1. Tak hanya Jakarta, wilayah lain di Indonesia harus bersiap
Menurut Bayu, bukan hanya Jakarta saja yang diharapkan bersiap, daerah lain utamanya kota yang menjadi destinasi wisata dengan tingkat mobilitas tinggi perlu bersiap untuk meningkatkan kemampuan 3T yaitu pemeriksaan dini (testing), pelacakan (tracing), dan perawatan (treatment) dan melakukan isolasi terpusat.
“Hal ini dikarenakan daerah dengan mobilitas tinggi seperti daerah tujuan wisata mempunyai potensi terjadi peningkatan kasus akibat peningkatan mobilitas saat libur Natal dan Tahun Baru beberapa waktu lalu," terangnya.
2. Baru mulai, efek booster belum dapat dinilai
Bayu menilai percepatan vaksin penguat atau booster untuk mengatasi varian Omicron, menurutnya belum bisa terlihat efeknya. Hal ini lantaran vaksinasi booster baru saja dimulai.
Menurut Bayu saat ini bukan hanya pemberian vaksinasi booster, tetapi bagaimana memperluas cakupan yang belum mendapatkan dosis lengkap terutama untuk kelompok rentan dan anak-anak.

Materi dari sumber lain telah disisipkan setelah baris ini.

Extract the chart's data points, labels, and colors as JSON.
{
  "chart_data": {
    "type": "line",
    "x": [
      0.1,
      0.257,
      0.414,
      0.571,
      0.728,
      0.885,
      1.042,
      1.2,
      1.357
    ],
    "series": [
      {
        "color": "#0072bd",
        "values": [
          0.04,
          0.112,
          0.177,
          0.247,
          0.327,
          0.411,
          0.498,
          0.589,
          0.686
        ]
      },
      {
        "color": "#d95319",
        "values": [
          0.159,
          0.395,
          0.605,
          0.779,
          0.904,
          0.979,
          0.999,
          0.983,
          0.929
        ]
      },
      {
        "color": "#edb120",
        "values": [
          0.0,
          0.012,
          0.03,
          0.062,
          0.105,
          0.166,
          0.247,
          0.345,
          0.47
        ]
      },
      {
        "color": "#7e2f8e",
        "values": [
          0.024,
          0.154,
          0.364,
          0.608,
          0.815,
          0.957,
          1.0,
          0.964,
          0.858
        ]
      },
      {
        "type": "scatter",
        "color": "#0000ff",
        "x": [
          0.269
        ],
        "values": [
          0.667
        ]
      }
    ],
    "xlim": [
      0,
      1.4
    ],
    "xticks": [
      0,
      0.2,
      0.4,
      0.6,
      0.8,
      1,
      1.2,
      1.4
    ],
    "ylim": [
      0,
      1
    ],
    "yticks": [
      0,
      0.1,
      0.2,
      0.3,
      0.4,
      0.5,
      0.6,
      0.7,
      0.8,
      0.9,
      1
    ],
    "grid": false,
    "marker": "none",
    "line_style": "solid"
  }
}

Baca Juga: Dicurigai Varian Omicron, Sleman Kirim 2 Sampel ke Laboratorium UGM
3. Jika angka kasus positif naik, pemerintah perlu lakukan pembatasan
Jika terjadi lonjakan kasus, maka pemerintah perlu dilakukan pembatasan melalui peningkatan level PPKM. Masyarakat yang melakukan aktivitas harus melakukan 5M.
“Karena semua orang yang bepergian atau datang dari luar negeri sudah divaksin dosis lengkap sehingga relatif lebih aman, tinggal proses karantina yang lebih ketat. Terpenting adalah menyampaikan pemahaman kepada masyarakat yang akan ke luar negeri, bahwa kondisi di luar negeri lebih berbahaya dibandingkan Indonesia, sehingga mereka harus lebih berhati-hati," terangnya.